Sir Hilary, a friend of mine, as a historian would know that Africans and, more pointedly, black people, were not the first people to be enslaved. In white societies people have moved beyond their enslaved ancestors.

Australians and New Zealanders have moved beyond the history of their foreparents who were shipped from England as convicts and dregs of the English slums. Many Bajan Whites share that same history.

The removal of Nelson’s statue from Trafalgar Square, Bridgetown, will not address the insecurity that many black Barbadians live with. I support leaving Nelson’s statue where it is.

I wrote the following poem over 30 years ago.

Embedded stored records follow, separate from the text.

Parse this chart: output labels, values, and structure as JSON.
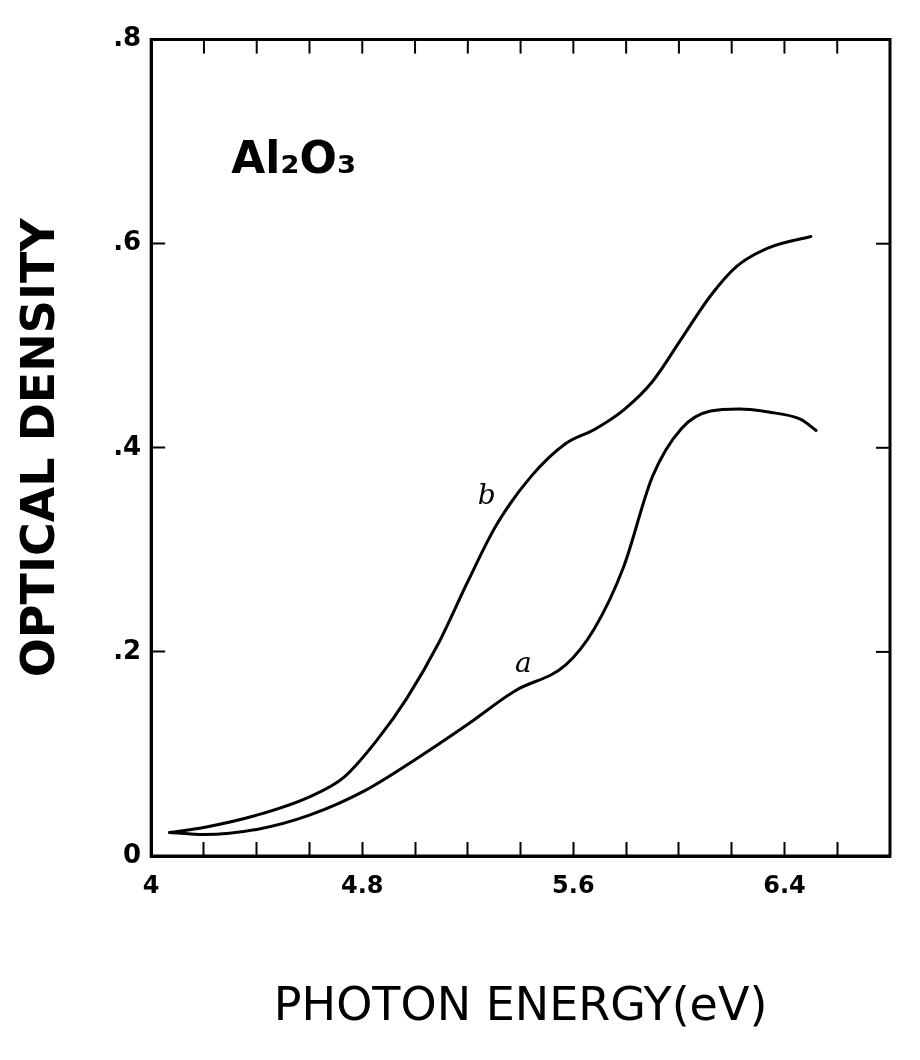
{
  "chart_data": {
    "type": "line",
    "xlabel": "PHOTON ENERGY(eV)",
    "ylabel": "OPTICAL DENSITY",
    "annotations": [
      "Al₂O₃"
    ],
    "xlim": [
      4,
      6.8
    ],
    "ylim": [
      0,
      0.8
    ],
    "xticks": [
      4,
      {
        "value": 4.2,
        "label": null
      },
      {
        "value": 4.4,
        "label": null
      },
      {
        "value": 4.6,
        "label": null
      },
      4.8,
      {
        "value": 5,
        "label": null
      },
      {
        "value": 5.2,
        "label": null
      },
      {
        "value": 5.4,
        "label": null
      },
      5.6,
      {
        "value": 5.8,
        "label": null
      },
      {
        "value": 6,
        "label": null
      },
      {
        "value": 6.2,
        "label": null
      },
      6.4,
      {
        "value": 6.6,
        "label": null
      }
    ],
    "yticks": [
      {
        "value": 0,
        "label": "0"
      },
      {
        "value": 0.2,
        "label": ".2"
      },
      {
        "value": 0.4,
        "label": ".4"
      },
      {
        "value": 0.6,
        "label": ".6"
      },
      {
        "value": 0.8,
        "label": ".8"
      }
    ],
    "grid": false,
    "legend": false,
    "marker": "none",
    "line_style": "solid",
    "series": [
      {
        "name": "a",
        "color": "#000000",
        "x": [
          4.07,
          4.2,
          4.4,
          4.6,
          4.81,
          5.01,
          5.2,
          5.38,
          5.57,
          5.68,
          5.79,
          5.9,
          6.01,
          6.12,
          6.23,
          6.34,
          6.46,
          6.52
        ],
        "values": [
          0.023,
          0.021,
          0.026,
          0.04,
          0.064,
          0.096,
          0.129,
          0.162,
          0.187,
          0.223,
          0.283,
          0.372,
          0.419,
          0.436,
          0.438,
          0.435,
          0.428,
          0.417
        ]
      },
      {
        "name": "b",
        "color": "#000000",
        "x": [
          4.07,
          4.2,
          4.4,
          4.6,
          4.73,
          4.86,
          4.97,
          5.09,
          5.2,
          5.31,
          5.44,
          5.57,
          5.68,
          5.79,
          5.9,
          6.01,
          6.12,
          6.22,
          6.34,
          6.5
        ],
        "values": [
          0.023,
          0.028,
          0.04,
          0.058,
          0.077,
          0.115,
          0.155,
          0.209,
          0.269,
          0.325,
          0.372,
          0.404,
          0.418,
          0.437,
          0.465,
          0.507,
          0.549,
          0.578,
          0.596,
          0.607
        ]
      }
    ]
  }
}
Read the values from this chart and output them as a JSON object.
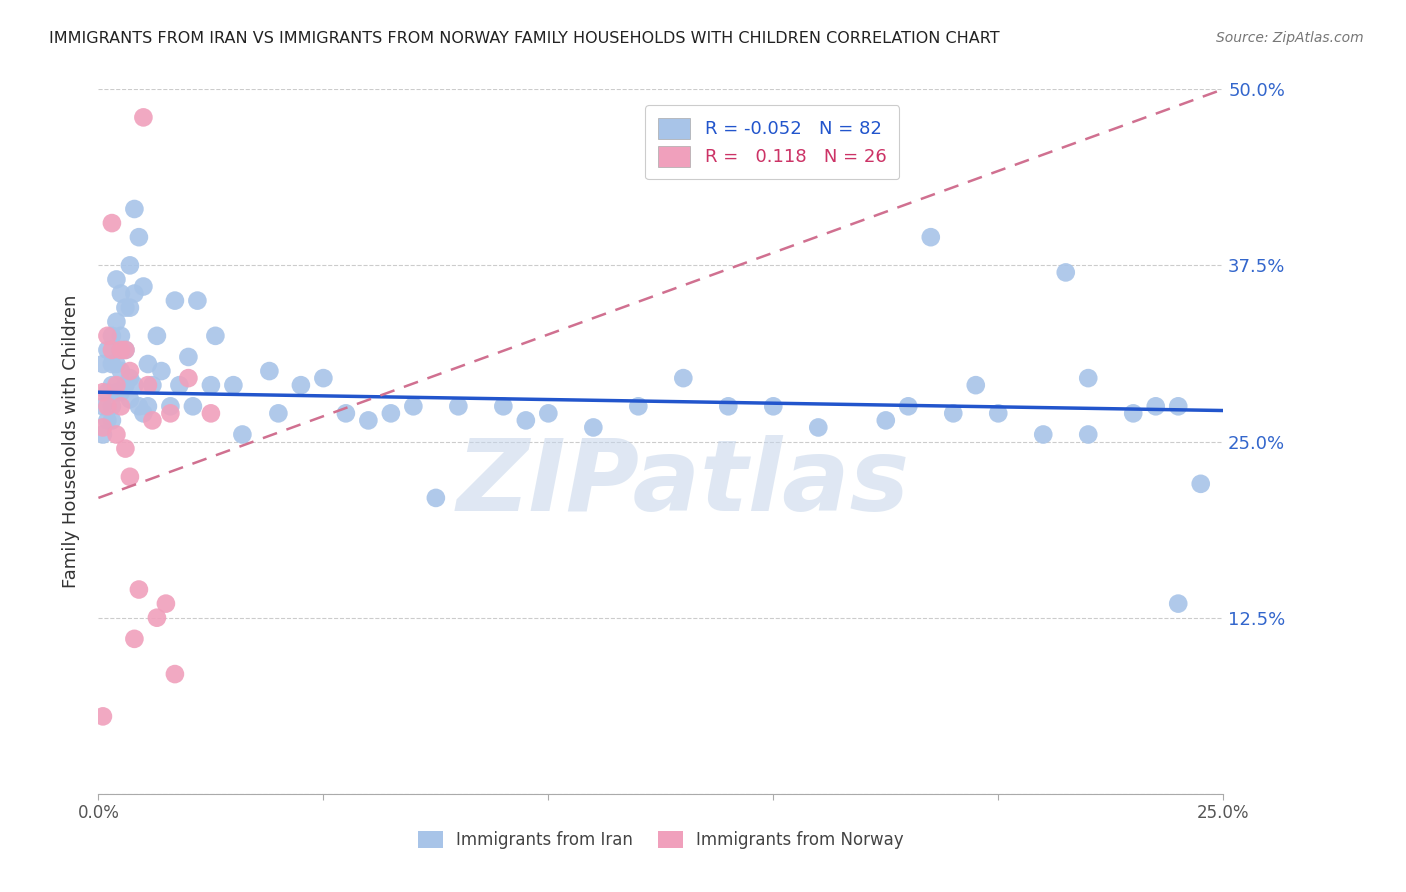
{
  "title": "IMMIGRANTS FROM IRAN VS IMMIGRANTS FROM NORWAY FAMILY HOUSEHOLDS WITH CHILDREN CORRELATION CHART",
  "source": "Source: ZipAtlas.com",
  "ylabel": "Family Households with Children",
  "xlim": [
    0.0,
    0.25
  ],
  "ylim": [
    0.0,
    0.5
  ],
  "iran_R": "-0.052",
  "iran_N": "82",
  "norway_R": "0.118",
  "norway_N": "26",
  "iran_color": "#a8c4e8",
  "norway_color": "#f0a0bc",
  "iran_line_color": "#2255cc",
  "norway_line_color": "#d07090",
  "iran_scatter_x": [
    0.001,
    0.001,
    0.001,
    0.002,
    0.002,
    0.002,
    0.003,
    0.003,
    0.003,
    0.003,
    0.003,
    0.004,
    0.004,
    0.004,
    0.004,
    0.005,
    0.005,
    0.005,
    0.005,
    0.006,
    0.006,
    0.006,
    0.007,
    0.007,
    0.007,
    0.007,
    0.008,
    0.008,
    0.008,
    0.009,
    0.009,
    0.01,
    0.01,
    0.011,
    0.011,
    0.012,
    0.013,
    0.014,
    0.016,
    0.017,
    0.018,
    0.02,
    0.021,
    0.022,
    0.025,
    0.026,
    0.03,
    0.032,
    0.038,
    0.04,
    0.045,
    0.05,
    0.055,
    0.06,
    0.065,
    0.07,
    0.075,
    0.08,
    0.09,
    0.095,
    0.1,
    0.11,
    0.12,
    0.13,
    0.14,
    0.15,
    0.16,
    0.18,
    0.185,
    0.19,
    0.2,
    0.21,
    0.215,
    0.22,
    0.23,
    0.235,
    0.24,
    0.245,
    0.24,
    0.22,
    0.195,
    0.175
  ],
  "iran_scatter_y": [
    0.305,
    0.275,
    0.255,
    0.315,
    0.285,
    0.265,
    0.325,
    0.305,
    0.29,
    0.275,
    0.265,
    0.365,
    0.335,
    0.305,
    0.285,
    0.355,
    0.325,
    0.3,
    0.285,
    0.345,
    0.315,
    0.29,
    0.375,
    0.345,
    0.295,
    0.28,
    0.415,
    0.355,
    0.29,
    0.395,
    0.275,
    0.36,
    0.27,
    0.305,
    0.275,
    0.29,
    0.325,
    0.3,
    0.275,
    0.35,
    0.29,
    0.31,
    0.275,
    0.35,
    0.29,
    0.325,
    0.29,
    0.255,
    0.3,
    0.27,
    0.29,
    0.295,
    0.27,
    0.265,
    0.27,
    0.275,
    0.21,
    0.275,
    0.275,
    0.265,
    0.27,
    0.26,
    0.275,
    0.295,
    0.275,
    0.275,
    0.26,
    0.275,
    0.395,
    0.27,
    0.27,
    0.255,
    0.37,
    0.295,
    0.27,
    0.275,
    0.135,
    0.22,
    0.275,
    0.255,
    0.29,
    0.265
  ],
  "norway_scatter_x": [
    0.001,
    0.001,
    0.001,
    0.002,
    0.002,
    0.003,
    0.003,
    0.004,
    0.004,
    0.005,
    0.005,
    0.006,
    0.006,
    0.007,
    0.007,
    0.008,
    0.009,
    0.01,
    0.011,
    0.012,
    0.013,
    0.015,
    0.016,
    0.017,
    0.02,
    0.025
  ],
  "norway_scatter_y": [
    0.285,
    0.26,
    0.055,
    0.325,
    0.275,
    0.405,
    0.315,
    0.29,
    0.255,
    0.315,
    0.275,
    0.315,
    0.245,
    0.3,
    0.225,
    0.11,
    0.145,
    0.48,
    0.29,
    0.265,
    0.125,
    0.135,
    0.27,
    0.085,
    0.295,
    0.27
  ],
  "iran_trend_x": [
    0.0,
    0.25
  ],
  "iran_trend_y": [
    0.285,
    0.272
  ],
  "norway_trend_x": [
    0.0,
    0.25
  ],
  "norway_trend_y": [
    0.21,
    0.5
  ],
  "watermark": "ZIPatlas",
  "background_color": "#ffffff",
  "grid_color": "#cccccc"
}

It is taken from Poetic Imprints where there are other poems dealing with black identity.

Horatio Nelson

Of Trafalgar

At Bridgetown

Be bold

Let the truth

Be told

That Lord Nelson

Cared little

And even less

When black brothers

Were sold.

 

But,

Being a product

Of his time,

Out of ten

So felt

Nine.

 

Today

Enlightened maturity separates

Past bigotry

From history.

So let Nelson’s statue be.

But next to

And overshadowing him

The king of Ashanti.

Last week, in sharing ideas with Anthony Gabby Carter on what Independence means, I wrote him this: Unfortunately, no politician or leading voice from the mainstream has grasped and promoted a strong ethos for discussion on asserting ourselves as sharing, both black and white, a common intelligent philosophy that eradicates the baggage of past injustices, and more importantly, creates a level playing field for opportunities of wealth and the dignity and confidence it brings. We still have to embellish the baton that Errol Barrow presented.

In further response to Sir Hilary’s remarks in the DAILY NATION of Tuesday, December 5, 2017, I am urging him to return the “Sir” where it came from and tell the Government that the conferring of knighthoods is a shackle to be dissolved from Barbados.